The CPU sends via the data bus a four bit data byte specifying the red, green, blue and intensity digital color signals for a particular one of the sixteen colors available for the border. The intensity signal represents a D.C. level which is applied to the composite video signal generator to provide the "brighter" versions of the eight basic colors as described in detail in a copending application Ser. No. 292,074, filed Aug. 12, 1981. As shown in FIG. 2, the contents of the border register 36 are gated to the 74LS153 multiplexer chip at BORDER COLOR TIME via the CRT CONTROLLER 16 at predetermined time intervals during the horizontal and vertical scannings of the screen, which intervals are illustrated in the timing diagram of FIG. 3. As shown there, at each BORDER COLOR TIME 1 the border areas 1 of the screen are "painted" the designated color, and at each BORDER COLOR TIME 2 the border areas 2 are painted.

FIG. 4 is a pictorial representation of a TV screen 44 illustrating the video area 42 and border area 40 and the portions of the border area which are painted at times 1 and 2.
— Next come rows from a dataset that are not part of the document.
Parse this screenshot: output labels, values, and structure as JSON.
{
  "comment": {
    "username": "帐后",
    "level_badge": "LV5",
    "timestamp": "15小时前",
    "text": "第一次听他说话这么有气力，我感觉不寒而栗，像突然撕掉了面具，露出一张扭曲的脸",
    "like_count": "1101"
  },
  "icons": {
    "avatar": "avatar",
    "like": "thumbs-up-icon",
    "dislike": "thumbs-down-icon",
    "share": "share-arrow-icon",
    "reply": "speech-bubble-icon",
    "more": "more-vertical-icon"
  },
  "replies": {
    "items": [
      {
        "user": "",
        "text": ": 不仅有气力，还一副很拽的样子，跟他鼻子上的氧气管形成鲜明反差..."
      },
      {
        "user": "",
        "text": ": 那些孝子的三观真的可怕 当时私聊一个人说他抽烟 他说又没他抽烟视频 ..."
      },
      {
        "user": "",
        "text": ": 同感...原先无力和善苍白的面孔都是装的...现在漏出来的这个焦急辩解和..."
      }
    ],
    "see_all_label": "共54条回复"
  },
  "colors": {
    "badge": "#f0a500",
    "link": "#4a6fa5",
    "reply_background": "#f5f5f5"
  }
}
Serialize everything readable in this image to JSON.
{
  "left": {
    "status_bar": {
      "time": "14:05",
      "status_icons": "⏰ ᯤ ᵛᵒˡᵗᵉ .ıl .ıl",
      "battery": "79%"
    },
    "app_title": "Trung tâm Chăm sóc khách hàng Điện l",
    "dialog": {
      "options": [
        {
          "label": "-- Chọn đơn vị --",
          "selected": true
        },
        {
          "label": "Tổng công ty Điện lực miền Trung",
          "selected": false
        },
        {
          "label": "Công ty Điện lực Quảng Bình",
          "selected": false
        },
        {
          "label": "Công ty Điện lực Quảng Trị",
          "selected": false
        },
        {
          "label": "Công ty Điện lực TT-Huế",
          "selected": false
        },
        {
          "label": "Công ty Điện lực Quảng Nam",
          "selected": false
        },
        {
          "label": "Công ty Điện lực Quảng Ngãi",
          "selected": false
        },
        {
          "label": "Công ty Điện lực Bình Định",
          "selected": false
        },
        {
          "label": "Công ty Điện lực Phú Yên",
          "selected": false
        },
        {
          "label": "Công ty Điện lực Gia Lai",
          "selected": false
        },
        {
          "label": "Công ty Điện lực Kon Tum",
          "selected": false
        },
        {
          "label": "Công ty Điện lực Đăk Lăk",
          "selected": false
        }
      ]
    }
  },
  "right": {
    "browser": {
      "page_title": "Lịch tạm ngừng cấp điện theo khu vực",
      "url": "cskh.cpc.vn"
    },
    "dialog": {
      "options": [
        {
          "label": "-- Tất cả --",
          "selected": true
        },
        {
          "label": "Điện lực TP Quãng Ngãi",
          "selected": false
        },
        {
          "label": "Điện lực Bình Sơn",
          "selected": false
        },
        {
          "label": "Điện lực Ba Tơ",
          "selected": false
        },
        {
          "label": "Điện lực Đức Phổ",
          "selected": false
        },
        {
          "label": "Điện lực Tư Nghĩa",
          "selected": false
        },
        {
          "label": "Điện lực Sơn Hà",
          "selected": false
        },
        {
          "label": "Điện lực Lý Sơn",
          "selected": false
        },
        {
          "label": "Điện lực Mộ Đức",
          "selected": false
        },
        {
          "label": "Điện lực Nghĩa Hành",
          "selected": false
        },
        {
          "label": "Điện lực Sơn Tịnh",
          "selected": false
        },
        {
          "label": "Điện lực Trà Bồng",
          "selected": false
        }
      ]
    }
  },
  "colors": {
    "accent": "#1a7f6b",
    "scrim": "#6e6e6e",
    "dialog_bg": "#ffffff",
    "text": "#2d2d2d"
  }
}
While there has been described what is at present considered to be the preferred embodiment of this invention, it will be obvious to those skilled in the art that various changes and modifications may be made therein without departing from the invention, and it is, therefore, intended to cover all such changes and modifications as fall within the true spirit and scope of the invention.

Claims

1. A color video display system comprising:

a color cathode-ray tube display;

central processing means for providing a signal defining a normal display area and first data representing video information to be displayed on said cathode-ray tube display in said normal display area of said cathode-ray tube display and second data representing a color of a predefined border area completely surrounding said normal display area and extending to all display edges of said cathode-ray tube display;

means operating in response to vertical and horizontal synchronizing signals of said display and said display area defining signal for generating a control signal having a first state when a scanning beam of said cathode-ray tube display is scanning said normal display area and a second state when said scanning beam is scanning said border area; and

multiplexer means operating in response to said control signal for applying said first data to said color cathode-ray tube display when said control signal is in said first state and said second data to said cathode-ray tube display when said control signal is in said second state;

whereby a selected color may be provided in said border area and memory limited to that necessary for storing information to be displayed in said normal display area.

2. The display system of claim 1, further comprising a border color register disposed between said central processing means and said multiplexer means for storing said second data.

3. The display system of claim 2, wherein said control signal generating means comprises gating means operating in response to vertical and horizontal synchronizing signals of said cathode-ray tube display.